When starter Derrick Coleman broke his foot midseason, the Seahawks needed someone to block for Marshawn Lynch until a full-time replacement could be found. In stepped Turbin.
"Being able to jump in there and play fullback, that wasn’t something he had even practiced," Seattle offensive coordinator Darrell Bevell said. "Because of his preparation, because of his understanding of what we are trying to get done, he was able to make that adjustment with very short preparation time."
In his third year in the NFL, Turbin continues to show off his versatility and willingness to do whatever is asked to help his team win. That has translated to Turbin scoring the first two regular-season touchdowns of his career, starting three games this season, and helping Seattle reach its second-straight Super Bowl, on Sunday against New England.
Seahawks quarterback Russell Wilson called Turbin a "starting-type running back," a strong complement to the starter Lynch.
“I think for us, our running game relies on Marshawn Lynch and Robert Turbin to do their job, and they do a phenomenal job," Wilson said. "Our offensive line does a great job of creating lanes and creating holes for them."

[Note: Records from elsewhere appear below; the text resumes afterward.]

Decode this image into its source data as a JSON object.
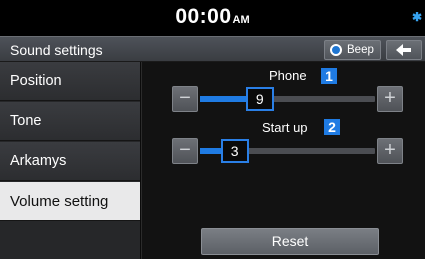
{
  "status_bar": {
    "time": "00:00",
    "ampm": "AM",
    "icons": [
      "bluetooth-icon"
    ]
  },
  "header": {
    "title": "Sound settings",
    "beep_label": "Beep",
    "beep_selected": true,
    "back_icon": "back-arrow-icon"
  },
  "sidebar": {
    "items": [
      {
        "label": "Position",
        "active": false
      },
      {
        "label": "Tone",
        "active": false
      },
      {
        "label": "Arkamys",
        "active": false
      },
      {
        "label": "Volume setting",
        "active": true
      }
    ]
  },
  "volume": {
    "rows": [
      {
        "label": "Phone",
        "badge": "1",
        "value": "9",
        "level": 9,
        "max": 35
      },
      {
        "label": "Start up",
        "badge": "2",
        "value": "3",
        "level": 3,
        "max": 35
      }
    ],
    "minus_glyph": "−",
    "plus_glyph": "+",
    "reset_label": "Reset"
  },
  "colors": {
    "accent": "#1f7be3",
    "active_item_bg": "#e9e9ea",
    "bluetooth": "#36a3f0"
  }
}
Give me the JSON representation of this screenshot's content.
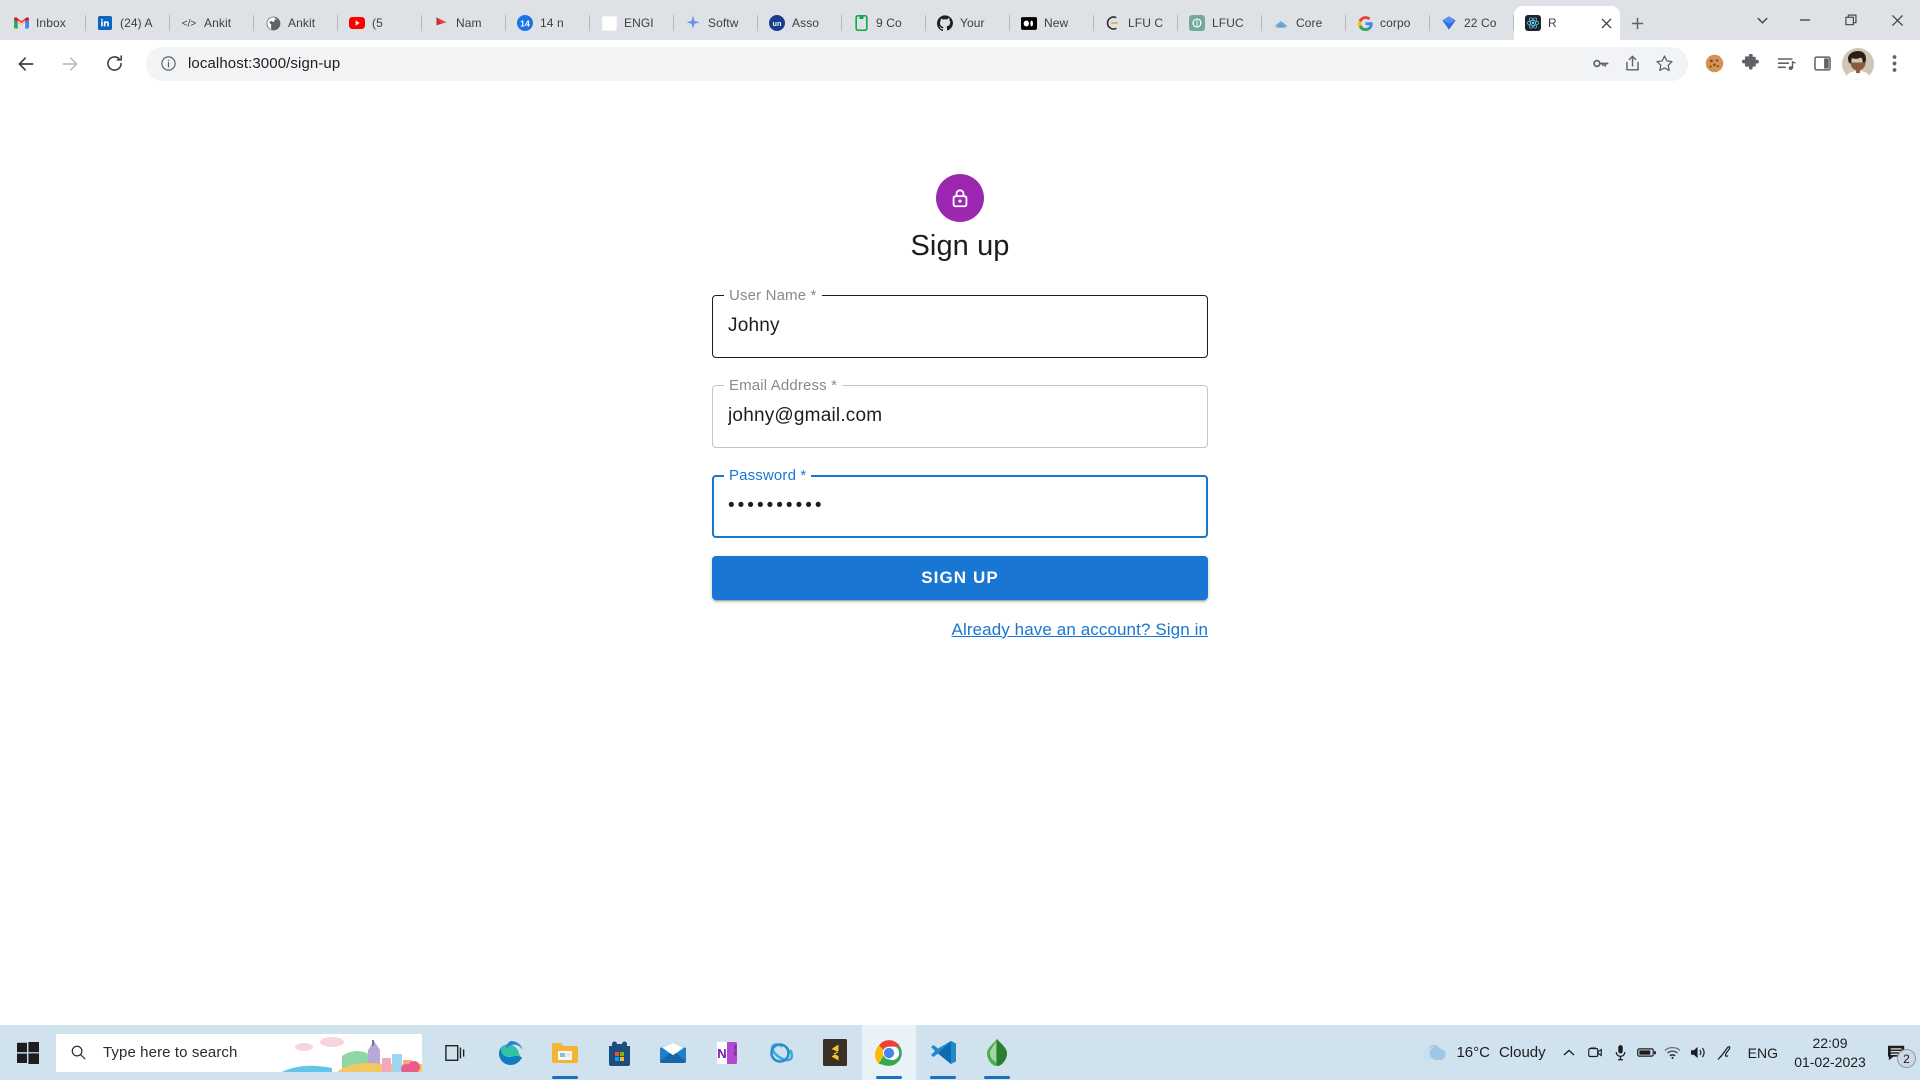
{
  "browser": {
    "tabs": [
      {
        "title": "Inbox",
        "favicon": "gmail-icon"
      },
      {
        "title": "(24) A",
        "favicon": "linkedin-icon"
      },
      {
        "title": "Ankit",
        "favicon": "code-icon"
      },
      {
        "title": "Ankit",
        "favicon": "globe-icon"
      },
      {
        "title": "(5",
        "favicon": "youtube-icon"
      },
      {
        "title": "Nam",
        "favicon": "redflag-icon"
      },
      {
        "title": "14 n",
        "favicon": "badge14-icon"
      },
      {
        "title": "ENGI",
        "favicon": "blank-icon"
      },
      {
        "title": "Softw",
        "favicon": "sparkle-icon"
      },
      {
        "title": "Asso",
        "favicon": "un-icon"
      },
      {
        "title": "9 Co",
        "favicon": "greenbook-icon"
      },
      {
        "title": "Your",
        "favicon": "github-icon"
      },
      {
        "title": "New",
        "favicon": "medium-icon"
      },
      {
        "title": "LFU C",
        "favicon": "lfu-icon"
      },
      {
        "title": "LFUC",
        "favicon": "openai-icon"
      },
      {
        "title": "Core",
        "favicon": "coursera-icon"
      },
      {
        "title": "corpo",
        "favicon": "google-icon"
      },
      {
        "title": "22 Co",
        "favicon": "diamond-icon"
      },
      {
        "title": "R",
        "favicon": "react-icon",
        "active": true
      }
    ],
    "new_tab_label": "+",
    "close_tab_label": "✕",
    "window_controls": {
      "tab_search": "tab-search-icon",
      "minimize": "minimize-icon",
      "restore": "restore-icon",
      "close": "close-icon"
    },
    "toolbar": {
      "back": "back-arrow-icon",
      "forward": "forward-arrow-icon",
      "reload": "reload-icon",
      "site_info": "info-circle-icon",
      "url": "localhost:3000/sign-up",
      "password_manager": "key-icon",
      "share": "share-icon",
      "bookmark": "star-icon",
      "cookie": "cookie-icon",
      "extensions": "puzzle-icon",
      "media": "media-playlist-icon",
      "side_panel": "side-panel-icon",
      "profile": "avatar",
      "menu": "three-dot-menu-icon"
    }
  },
  "page": {
    "lock_icon": "lock-icon",
    "title": "Sign up",
    "fields": [
      {
        "name": "user-name",
        "label": "User Name *",
        "value": "Johny",
        "state": "hovered",
        "type": "text"
      },
      {
        "name": "email-address",
        "label": "Email Address *",
        "value": "johny@gmail.com",
        "state": "default",
        "type": "text"
      },
      {
        "name": "password",
        "label": "Password *",
        "value": "••••••••••",
        "state": "focused",
        "type": "password"
      }
    ],
    "submit_label": "SIGN UP",
    "signin_link": "Already have an account? Sign in",
    "colors": {
      "avatar": "#9c27b0",
      "primary": "#1976d2",
      "outline_default": "#c4c4c4",
      "outline_hover": "#1d1d1d"
    }
  },
  "taskbar": {
    "start": "windows-start-icon",
    "search_placeholder": "Type here to search",
    "search_icon": "search-icon",
    "task_view": "task-view-icon",
    "apps": [
      {
        "name": "edge",
        "label": "Microsoft Edge",
        "running": false
      },
      {
        "name": "file-explorer",
        "label": "File Explorer",
        "running": true
      },
      {
        "name": "microsoft-store",
        "label": "Microsoft Store",
        "running": false
      },
      {
        "name": "mail",
        "label": "Mail",
        "running": false
      },
      {
        "name": "onenote",
        "label": "OneNote",
        "running": false
      },
      {
        "name": "internet-explorer",
        "label": "Internet Explorer",
        "running": false
      },
      {
        "name": "sublime-text",
        "label": "Sublime Text",
        "running": false
      },
      {
        "name": "chrome",
        "label": "Google Chrome",
        "running": true,
        "active": true
      },
      {
        "name": "vscode",
        "label": "Visual Studio Code",
        "running": true
      },
      {
        "name": "mongodb-compass",
        "label": "MongoDB Compass",
        "running": true
      }
    ],
    "tray": {
      "weather_icon": "cloud-icon",
      "temperature": "16°C",
      "condition": "Cloudy",
      "show_hidden": "chevron-up-icon",
      "icons": [
        "camera-icon",
        "microphone-icon",
        "battery-icon",
        "wifi-icon",
        "speaker-icon",
        "bluetooth-pen-icon"
      ],
      "language": "ENG",
      "time": "22:09",
      "date": "01-02-2023",
      "notifications_icon": "notification-icon",
      "notifications_count": "2"
    }
  }
}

While his numbers during the postseason have been minimal to this point — he has nine rushes for 27 yards — Turbin put up his strongest regular season in his young career. The back rushed for 310 yards, including a 4.2-yard-per-carry average, and had 186 receiving yards, as well as two touchdown catches.
"It's just about getting better and taking advantage of the opportunities that are given," Turbin said. "I think I've just improved overall as a player and been able to make plays this year. Hopefully I just continue to grow."

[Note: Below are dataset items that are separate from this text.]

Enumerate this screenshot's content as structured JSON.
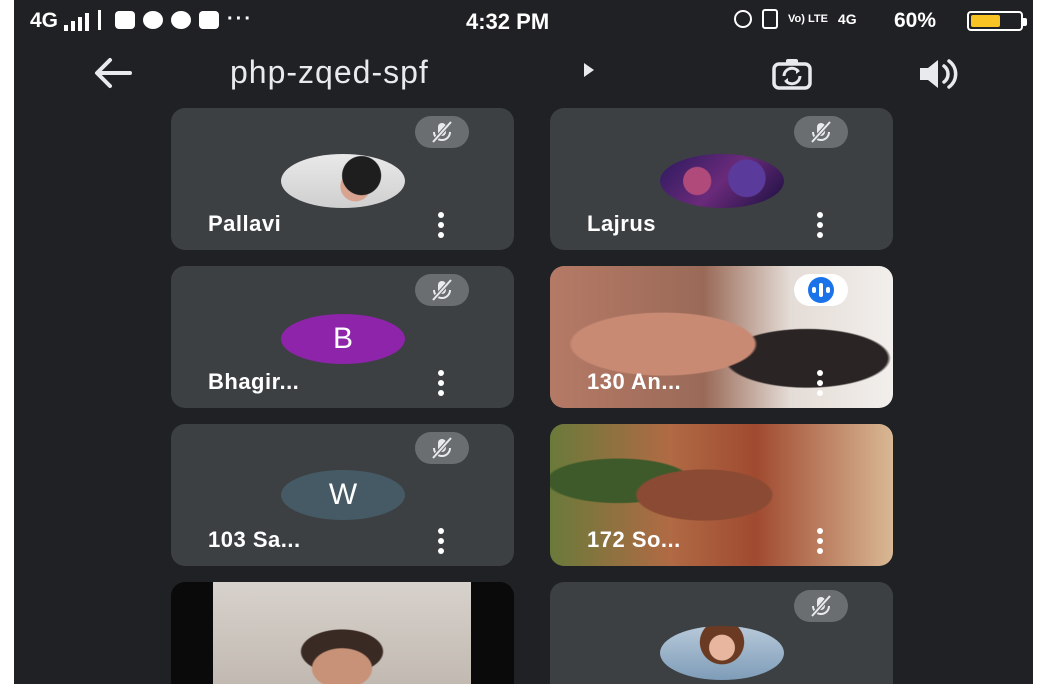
{
  "status_bar": {
    "network": "4G",
    "more": "···",
    "time": "4:32 PM",
    "volte": "Vo) LTE",
    "net_type": "4G",
    "battery_text": "60%",
    "battery_level": 0.6
  },
  "app_bar": {
    "back_icon": "arrow-left-icon",
    "meeting_code": "php-zqed-spf",
    "switch_camera_icon": "switch-camera-icon",
    "audio_icon": "speaker-icon"
  },
  "colors": {
    "background": "#202124",
    "tile": "#3c4043",
    "avatar_b": "#8e24aa",
    "avatar_w": "#455a64",
    "speaking_blue": "#1a73e8"
  },
  "participants": [
    {
      "name": "Pallavi",
      "type": "photo",
      "muted": true
    },
    {
      "name": "Lajrus",
      "type": "photo",
      "muted": true
    },
    {
      "name": "Bhagir...",
      "type": "letter",
      "letter": "B",
      "muted": true
    },
    {
      "name": "130 An...",
      "type": "video",
      "muted": false,
      "speaking": true
    },
    {
      "name": "103 Sa...",
      "type": "letter",
      "letter": "W",
      "muted": true
    },
    {
      "name": "172 So...",
      "type": "video",
      "muted": false
    },
    {
      "name": "",
      "type": "video",
      "muted": false
    },
    {
      "name": "",
      "type": "photo",
      "muted": true
    }
  ]
}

Turbin also has the added benefit of working alongside one of the league's top running backs in Lynch, whose eight-year pro career includes five Pro Bowl selections, two NFC championship crowns and twice leading the NFL in rushing touchdowns.
"It's not so much what he teaches me, it's more so what he shows me," Turbin said of Lynch. "At the end of the day, he's a great demonstration of how to get it done on the field."

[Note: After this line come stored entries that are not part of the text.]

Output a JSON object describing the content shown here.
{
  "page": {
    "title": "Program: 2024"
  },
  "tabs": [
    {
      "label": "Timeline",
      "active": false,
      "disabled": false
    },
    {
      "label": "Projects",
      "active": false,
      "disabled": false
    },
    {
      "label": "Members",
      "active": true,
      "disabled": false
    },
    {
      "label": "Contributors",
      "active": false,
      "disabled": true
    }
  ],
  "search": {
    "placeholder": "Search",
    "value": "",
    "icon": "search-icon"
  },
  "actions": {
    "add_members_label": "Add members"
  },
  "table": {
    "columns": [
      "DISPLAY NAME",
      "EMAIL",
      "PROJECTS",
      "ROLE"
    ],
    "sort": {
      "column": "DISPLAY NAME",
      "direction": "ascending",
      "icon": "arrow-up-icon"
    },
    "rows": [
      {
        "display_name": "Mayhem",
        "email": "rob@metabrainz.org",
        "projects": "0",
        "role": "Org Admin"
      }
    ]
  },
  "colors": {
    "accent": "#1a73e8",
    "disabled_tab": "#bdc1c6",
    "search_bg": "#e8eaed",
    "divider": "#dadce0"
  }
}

Turbin, in addition to Lynch, has even been tasked with helping Coleman's eventual replacement, Will Tukuafu of Salt Lake City, catch up to speed with the Seahawks offense. Turbin called Tukuafu, now the team's lead blocker, a smart player and a huge addition to the Seattle offense.
"They're the best, man. They're awesome," Tukuafu said. "They help me out a lot."
Bevell is impressed with Turbin's pliant nature, one that helps the Seahawks be able to attack their opponents in a variety of ways.
"That speaks volumes for him, that he’ll do whatever we ask him to do but that he’s also a true professional," the coach said. "He studies his craft, tries to get better each day."